Akhir Agustus lalu, keluarga kami mengunjungi Phuket Elephant Sanctuary, Thailand. Tempat itu betul-betul berupaya keras menyiapkan kunjungan yang ethical, enggak ada acara kasih makan sambil foto-foto, enggak ada mandi bareng gajah, apalagi naik ke punggungnya. Gajah-gajah itu hanya… jadi diri mereka sendiri. Kami yang datang untuk melihat, bukan mereka yang dipaksa tampil.

Pekan depannya, giliran kami mengunjungi shelter hewan kesayangan kami: Animal Defenders di Sawangan. Di sana ada 250 ekor anjing rescue, bentuknya beraneka ragam, ada yang telinganya cuma sebelah, ada yang jalannya pincang, ada yang masih waspada setiap kali tangan manusia mendekat. Tapi semuanya, tanpa kecuali, manis luar biasa.

Dua tempat yang jauh berbeda. Satu di negeri orang, satu di pinggiran Jakarta. Tapi keduanya mengajarkan hal yang sama ke saya: bahwa ada cara mengenal makhluk lain tanpa harus menaklukkan mereka dulu.

“WHY, HUMAN, WHY??”

To be honest, ada momen-momen saya merasa udah enggak tahu lagi mau ngomong apa. Setiap kali melihat penyiksaan hewan, perusakan alam, atau cara kita, manusia, menganggap makhluk lain di luar diri kita cuma komoditas yang enggak punya rasa sakit, enggak punya rasa takut, dan enggak punya ingatan.

Kenapa, sih? Kenapa hal itu masih terus terjadi?

Saya enggak akan berpura-pura punya jawaban filosofis yang rapi untuk pertanyaan itu.
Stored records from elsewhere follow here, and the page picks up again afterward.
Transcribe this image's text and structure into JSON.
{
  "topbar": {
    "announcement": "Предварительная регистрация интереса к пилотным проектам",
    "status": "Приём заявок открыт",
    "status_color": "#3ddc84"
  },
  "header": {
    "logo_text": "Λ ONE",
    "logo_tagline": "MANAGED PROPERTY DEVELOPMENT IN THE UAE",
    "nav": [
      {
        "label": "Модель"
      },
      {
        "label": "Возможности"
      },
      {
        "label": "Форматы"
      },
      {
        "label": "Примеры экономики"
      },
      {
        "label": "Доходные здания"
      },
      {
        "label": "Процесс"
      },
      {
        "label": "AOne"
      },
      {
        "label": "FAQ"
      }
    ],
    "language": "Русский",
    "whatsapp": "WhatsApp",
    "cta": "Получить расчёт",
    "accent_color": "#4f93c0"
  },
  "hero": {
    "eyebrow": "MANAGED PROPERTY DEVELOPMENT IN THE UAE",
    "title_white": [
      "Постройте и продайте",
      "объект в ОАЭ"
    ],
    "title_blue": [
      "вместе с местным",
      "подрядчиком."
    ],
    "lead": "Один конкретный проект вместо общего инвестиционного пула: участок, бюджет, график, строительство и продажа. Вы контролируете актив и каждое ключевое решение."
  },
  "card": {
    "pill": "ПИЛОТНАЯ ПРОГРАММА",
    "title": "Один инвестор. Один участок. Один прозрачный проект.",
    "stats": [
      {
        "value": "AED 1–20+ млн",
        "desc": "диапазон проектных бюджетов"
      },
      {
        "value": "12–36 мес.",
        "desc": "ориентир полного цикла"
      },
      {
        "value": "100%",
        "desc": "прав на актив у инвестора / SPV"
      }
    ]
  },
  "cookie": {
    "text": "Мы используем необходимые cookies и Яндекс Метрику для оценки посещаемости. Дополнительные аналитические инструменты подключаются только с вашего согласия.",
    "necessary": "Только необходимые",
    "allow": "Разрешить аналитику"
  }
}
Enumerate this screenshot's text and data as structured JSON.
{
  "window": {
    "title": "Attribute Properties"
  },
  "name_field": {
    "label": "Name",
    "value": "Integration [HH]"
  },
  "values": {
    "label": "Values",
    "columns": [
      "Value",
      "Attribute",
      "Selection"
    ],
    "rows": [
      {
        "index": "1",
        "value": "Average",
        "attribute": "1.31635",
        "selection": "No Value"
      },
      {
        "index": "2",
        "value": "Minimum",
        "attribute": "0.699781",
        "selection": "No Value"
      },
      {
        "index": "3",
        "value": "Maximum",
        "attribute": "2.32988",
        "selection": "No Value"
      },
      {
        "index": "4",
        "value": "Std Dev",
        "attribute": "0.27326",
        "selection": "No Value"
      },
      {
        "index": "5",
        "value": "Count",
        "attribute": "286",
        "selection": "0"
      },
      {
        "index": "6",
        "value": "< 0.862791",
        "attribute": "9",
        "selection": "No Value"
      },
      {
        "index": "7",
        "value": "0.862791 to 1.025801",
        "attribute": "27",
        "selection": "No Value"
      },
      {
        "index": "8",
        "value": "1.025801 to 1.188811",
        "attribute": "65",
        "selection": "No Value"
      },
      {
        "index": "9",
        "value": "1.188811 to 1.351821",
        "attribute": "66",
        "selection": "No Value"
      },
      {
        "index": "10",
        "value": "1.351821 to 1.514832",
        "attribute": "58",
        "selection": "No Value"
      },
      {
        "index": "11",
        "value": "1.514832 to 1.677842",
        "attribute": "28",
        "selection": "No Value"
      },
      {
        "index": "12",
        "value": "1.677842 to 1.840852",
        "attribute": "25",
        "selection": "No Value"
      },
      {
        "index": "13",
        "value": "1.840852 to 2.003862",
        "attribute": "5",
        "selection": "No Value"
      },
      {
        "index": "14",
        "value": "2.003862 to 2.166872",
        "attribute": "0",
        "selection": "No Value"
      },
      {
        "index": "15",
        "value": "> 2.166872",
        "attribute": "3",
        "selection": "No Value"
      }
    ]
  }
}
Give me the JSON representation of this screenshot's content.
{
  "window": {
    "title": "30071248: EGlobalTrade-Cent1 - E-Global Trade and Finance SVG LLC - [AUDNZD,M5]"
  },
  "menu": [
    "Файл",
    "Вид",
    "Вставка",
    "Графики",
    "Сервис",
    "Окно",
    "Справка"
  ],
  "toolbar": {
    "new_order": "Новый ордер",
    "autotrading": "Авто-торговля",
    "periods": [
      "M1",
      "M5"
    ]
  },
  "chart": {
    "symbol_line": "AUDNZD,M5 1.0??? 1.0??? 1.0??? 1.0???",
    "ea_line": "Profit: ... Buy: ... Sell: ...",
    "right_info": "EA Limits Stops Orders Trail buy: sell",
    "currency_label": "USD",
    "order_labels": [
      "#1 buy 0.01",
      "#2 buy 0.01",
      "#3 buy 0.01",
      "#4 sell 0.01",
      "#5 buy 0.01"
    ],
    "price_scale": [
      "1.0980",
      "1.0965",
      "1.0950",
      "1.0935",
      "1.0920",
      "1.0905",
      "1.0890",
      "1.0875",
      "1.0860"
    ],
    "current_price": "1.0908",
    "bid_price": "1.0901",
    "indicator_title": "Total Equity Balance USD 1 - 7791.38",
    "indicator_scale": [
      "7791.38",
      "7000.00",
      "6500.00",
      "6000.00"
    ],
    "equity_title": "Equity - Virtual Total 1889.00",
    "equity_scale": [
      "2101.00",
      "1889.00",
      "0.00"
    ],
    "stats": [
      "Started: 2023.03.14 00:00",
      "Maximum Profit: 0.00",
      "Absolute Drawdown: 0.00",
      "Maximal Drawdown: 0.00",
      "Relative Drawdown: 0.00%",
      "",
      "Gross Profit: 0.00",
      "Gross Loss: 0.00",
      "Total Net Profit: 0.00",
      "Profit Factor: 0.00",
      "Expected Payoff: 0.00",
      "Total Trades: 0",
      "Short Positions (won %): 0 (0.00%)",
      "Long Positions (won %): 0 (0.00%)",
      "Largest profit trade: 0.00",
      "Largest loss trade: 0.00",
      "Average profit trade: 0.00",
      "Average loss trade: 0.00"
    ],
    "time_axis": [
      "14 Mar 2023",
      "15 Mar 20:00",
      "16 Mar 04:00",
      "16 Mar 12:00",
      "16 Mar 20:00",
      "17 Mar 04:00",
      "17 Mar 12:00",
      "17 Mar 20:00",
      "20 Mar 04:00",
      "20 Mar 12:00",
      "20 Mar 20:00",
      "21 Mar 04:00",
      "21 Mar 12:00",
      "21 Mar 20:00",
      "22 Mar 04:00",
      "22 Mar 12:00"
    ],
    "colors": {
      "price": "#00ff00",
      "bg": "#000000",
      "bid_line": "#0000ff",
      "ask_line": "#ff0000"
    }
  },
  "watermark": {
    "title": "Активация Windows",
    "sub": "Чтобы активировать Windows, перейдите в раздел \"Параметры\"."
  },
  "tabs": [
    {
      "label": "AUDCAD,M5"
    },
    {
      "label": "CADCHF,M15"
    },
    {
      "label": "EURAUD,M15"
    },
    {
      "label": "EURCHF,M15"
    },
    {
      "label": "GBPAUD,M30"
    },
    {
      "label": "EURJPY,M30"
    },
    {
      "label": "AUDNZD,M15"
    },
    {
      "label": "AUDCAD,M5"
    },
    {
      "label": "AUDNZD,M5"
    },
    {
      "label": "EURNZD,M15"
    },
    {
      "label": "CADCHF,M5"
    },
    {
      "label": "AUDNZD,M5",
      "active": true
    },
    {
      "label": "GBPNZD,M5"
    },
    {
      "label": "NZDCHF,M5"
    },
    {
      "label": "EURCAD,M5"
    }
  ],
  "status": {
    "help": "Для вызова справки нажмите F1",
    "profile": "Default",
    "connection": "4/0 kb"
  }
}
Tapi karena saya udah terlalu capek untuk sekadar marah, saya memilih untuk mencegah, supaya enggak makin memburuk. Dan seperti biasa, dalam kerja-kerja perubahan perilaku, saya selalu mulai dengan pertanyaan: apa sih akar perilaku ini?

Gajah yang dieksploitasi dan hutan yang dibakar itu satu cerita yang sama

Butuh waktu buat saya menyadari ini, tapi begitu tersadar, saya enggak bisa lagi tidak melihatnya: cara kita memperlakukan satu ekor gajah yang dipaksa memberi tumpangan demi foto turis, dan cara kita memperlakukan ratusan ribu hektare hutan yang dibakar demi lahan sawit murah, sebetulnya lahir dari sumber yang sama.

Sumbernya adalah cara pandang bahwa alam — dalam bentuk apa pun, seekor hewan atau sebentang hutan gambut — ada di sana untuk dipakai. Untuk keuntungan kita. Untuk kesenangan kita. Bukan sebagai sesama makhluk hidup yang berbagi rumah bersama.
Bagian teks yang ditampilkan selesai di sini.